Centration was assessed by digital analysis of Scheimpflug sagittal curvature maps to calculate the difference between the achieved (centre of corneal curvature flattening effect on the anterior curvature sagittal map difference between pre- and post-op) and planned centre of the lenticule or ablation (the corneal vertex). The results showed far better centration for LASIK than SMILE (mean decentration of 150pm versus 450pm respectively) and highlighted that centration is still an issue with SMILE, Dr Kanellopoulos noted.
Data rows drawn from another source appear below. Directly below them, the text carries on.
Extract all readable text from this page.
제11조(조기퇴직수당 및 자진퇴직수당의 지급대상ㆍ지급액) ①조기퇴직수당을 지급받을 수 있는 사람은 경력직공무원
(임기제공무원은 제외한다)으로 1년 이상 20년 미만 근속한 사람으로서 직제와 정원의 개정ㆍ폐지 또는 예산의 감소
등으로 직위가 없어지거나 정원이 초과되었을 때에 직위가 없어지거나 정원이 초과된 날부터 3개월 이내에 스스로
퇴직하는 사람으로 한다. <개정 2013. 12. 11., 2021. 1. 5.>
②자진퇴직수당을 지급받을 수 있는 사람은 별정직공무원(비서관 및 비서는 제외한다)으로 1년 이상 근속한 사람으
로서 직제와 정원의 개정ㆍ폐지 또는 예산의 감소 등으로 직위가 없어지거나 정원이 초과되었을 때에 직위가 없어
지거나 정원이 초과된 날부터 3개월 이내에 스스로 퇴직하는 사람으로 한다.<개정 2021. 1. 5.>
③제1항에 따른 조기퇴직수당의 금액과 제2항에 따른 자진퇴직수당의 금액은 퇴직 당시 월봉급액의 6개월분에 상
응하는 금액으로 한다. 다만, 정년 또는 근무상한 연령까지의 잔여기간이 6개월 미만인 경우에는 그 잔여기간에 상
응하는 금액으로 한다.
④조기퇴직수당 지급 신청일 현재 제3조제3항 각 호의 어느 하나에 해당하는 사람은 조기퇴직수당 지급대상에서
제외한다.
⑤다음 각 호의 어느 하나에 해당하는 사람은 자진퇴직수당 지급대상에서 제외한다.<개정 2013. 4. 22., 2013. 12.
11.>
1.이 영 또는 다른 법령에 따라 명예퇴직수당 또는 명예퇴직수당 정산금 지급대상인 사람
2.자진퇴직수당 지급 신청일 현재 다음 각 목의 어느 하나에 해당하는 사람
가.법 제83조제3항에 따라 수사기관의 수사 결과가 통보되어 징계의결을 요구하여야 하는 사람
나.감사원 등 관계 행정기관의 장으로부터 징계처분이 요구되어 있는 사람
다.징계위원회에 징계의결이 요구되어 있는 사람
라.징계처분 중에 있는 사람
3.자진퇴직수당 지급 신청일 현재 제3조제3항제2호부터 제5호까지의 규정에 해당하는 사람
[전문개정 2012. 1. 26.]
Measurements of epithelial remodelling showed significant changes in the SMILE eyes, more than anticipated. Nevertheless, less remodelling epithelial effect in SMILE eyes and faster recovery as the epithelial changes, appeared to significantly subside by month 3. Central and mid-peripheral epithelial thickness increased significantly after both procedures, but the changes were more significant in the LASIK eyes.
“Still, SMILE does not seem to leave the ocular surface minimally affected. It is speculated that there is less denervation after SMILE since the side cut trans versing the subepithelial nerve plexus of the cornea is just 50 degrees, compared to 310 degrees in LASIK. Our findings argue with this theory and potentially support that corneal epithelial remodelling is more curvature change-related, and not just transient dry eye-related,” said Dr Kanellopoulos.
Some minor complaints of dry eye symptoms were more common after LASIK than SMILE and persisted longer. At six months, dry eye symptoms had significantly subsided in both groups and were reported for the SMILE eye by six patients (24%) and for the LASIK eye by 12 patients (48%).